E come non rileggere allora sotto il segno del gotico, dei cascami della morte, anche film inaspettati o sceneggiati televisivi come “Il Segno del Comando”, dove studiosi e complottisti neri tramano tra loro, inseguendo un allegorico feticcio di potere che forse non è mai esistito. Oppure la strana amalgama di poliziotti, spiritisti e rapinatori da strada che riempiono le due puntate dello sceneggiato “Il dipinto” di Domenico Campana. O le connessioni evidenti di certi horror marxisti, penso a “Hanno cambiato faccia” di Corrado Farina o “La corta notte delle bambole di vetro” di Aldo Lado, fino a quella lunga notte della Repubblica (balcana) che è “La notte dei diavoli” di Ferroni.

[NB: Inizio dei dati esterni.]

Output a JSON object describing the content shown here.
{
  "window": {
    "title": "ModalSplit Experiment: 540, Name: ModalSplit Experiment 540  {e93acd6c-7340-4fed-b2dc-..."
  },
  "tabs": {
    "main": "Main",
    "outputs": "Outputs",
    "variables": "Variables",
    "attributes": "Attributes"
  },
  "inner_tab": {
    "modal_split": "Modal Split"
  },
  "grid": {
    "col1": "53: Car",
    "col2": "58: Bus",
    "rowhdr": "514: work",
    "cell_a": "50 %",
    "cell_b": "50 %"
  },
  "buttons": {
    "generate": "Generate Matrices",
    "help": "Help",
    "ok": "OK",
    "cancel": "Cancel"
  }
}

O ancora quella processione di morti viventi che rappresentano la DC messa in scena da Elio Petri nel durissimo “Todo Modo”, horror gotico come pochi, ambientato in catacombe piene di mummie sospese tra la vita e la morte e dove anche il delitto, l’omicidio non ha quasi più senso e un acre profumo di cadavere (lo stesso evocato in tantissime copertine dei fumetti neri) aleggia sull’intero paese, in preda ad una millenaristica pestilenza terminale.

In ultimo segnalerei proprio “Teorema” di Pasolini, sorta di horror demoniaco (e ancora il merito va a Camilletti per essersi ricordato di un’intervista fatta allo stesso regista, oggi sepolta alla pagina 1392 del Meridiano Mondadori che raccoglie i “Saggi sulla politica e sulla società”, in cui si parla proprio della figura del Diavolo connessa col personaggio di Terence Stamp), versione mainstream di certi gotici sulle possessioni, nati sulla scia del successo de “L’esorcista”, e qui penso al nostrano “Chi sei?” di Assonitis & D’Ettore Piazzoli, o al becero e fumoso “Un urlo dalla tenebre” del piazzista Elo Pannacciò. Pasolini condivide con queste immagini un gusto osceno e metafisico per la distruzione dell’ordine borghese, coi suoi rituali e le sue ipocrisie. Il visitatore pasoliniano è un demonio ultraterreno, una mescolanza di Dio e Diavolo, un ciclone sessuale che finirà per stravolgere la vita della quieta famigliola alto-borghese, strappandola dalla propria odiosa e paciosa quotidianità per gettarla in una sinistra follia, in un suicidio di massa di depravazioni e desideri deformati.

Ancora quelle forze oscure e biologiche, bisognose, per il bene collettivo, della mistica del sangue e del sacrificio.